Os signatários reafirmam que a LGPD não pode ser utilizada como pretexto para ocultar o que é de inequívoco interesse coletivo, pois ela não reduz a transparência: ela a qualifica, protegendo dados pessoais sensíveis e evitando exposições indevidas, especialmente de trabalhadores, beneficiários e moradores, ao mesmo tempo em que preserva o dever de publicizar atos de gestão, contratos, objetos, valores, critérios e resultados. 

Transparência, aqui, é método de proteção institucional, não ataque à tradição; é condição de continuidade legítima de uma história que pertence ao povo. 

Este abaixo-assinado convoca a Nação Mangueirense e a sociedade a apoiar um padrão mínimo de integridade: documento, prova, publicização e controle social.

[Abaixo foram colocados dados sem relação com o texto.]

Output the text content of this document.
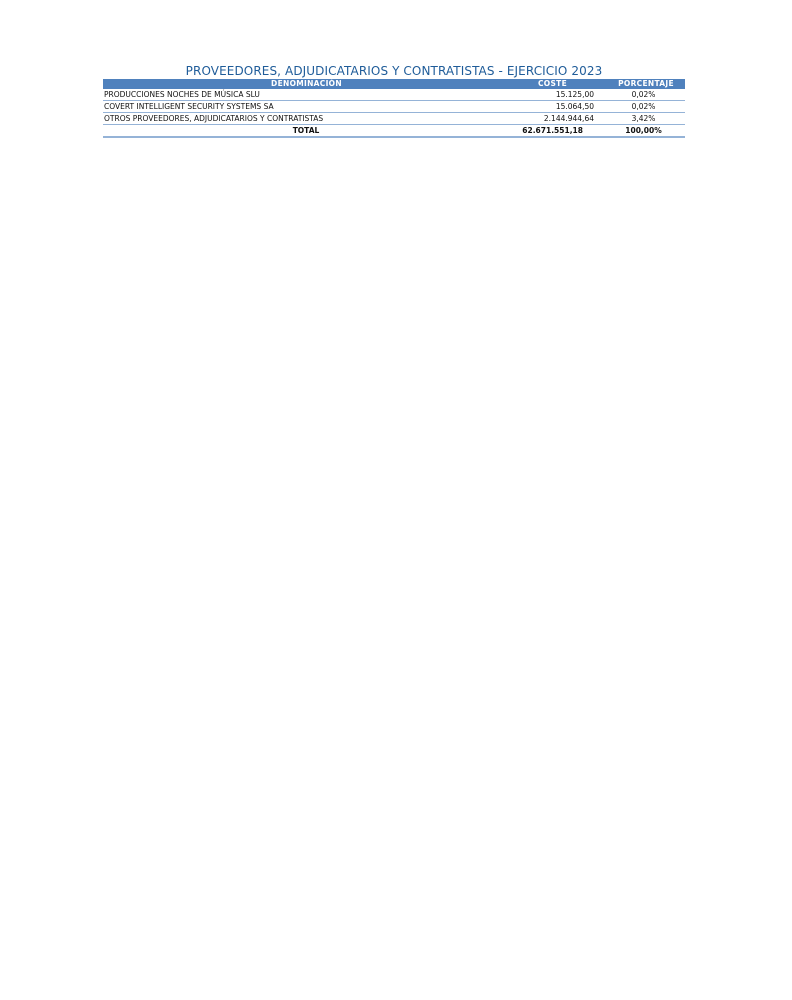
PROVEEDORES, ADJUDICATARIOS Y CONTRATISTAS - EJERCICIO 2023
DENOMINACIÓN	COSTE	PORCENTAJE
PRODUCCIONES NOCHES DE MÚSICA SLU	15.125,00	0,02%
COVERT INTELLIGENT SECURITY SYSTEMS SA	15.064,50	0,02%
OTROS PROVEEDORES, ADJUDICATARIOS Y CONTRATISTAS	2.144.944,64	3,42%
TOTAL	62.671.551,18	100,00%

Convoca, também, todos os associados e integrantes da Comunidade de Mangueira a encaminharem informações e documentos que contribuam para a apuração e para a reconstrução de uma cultura institucional de transparência, utilizando canais seguros e preservando o anonimato quando necessário, porque o que é da comunidade deve ser devolvido à comunidade, com coragem, segurança e responsabilidade. 

A Estação Primeira de Mangueira só preservará sua legitimidade histórica se escolher a luz como regra e a prestação de contas como prática permanente.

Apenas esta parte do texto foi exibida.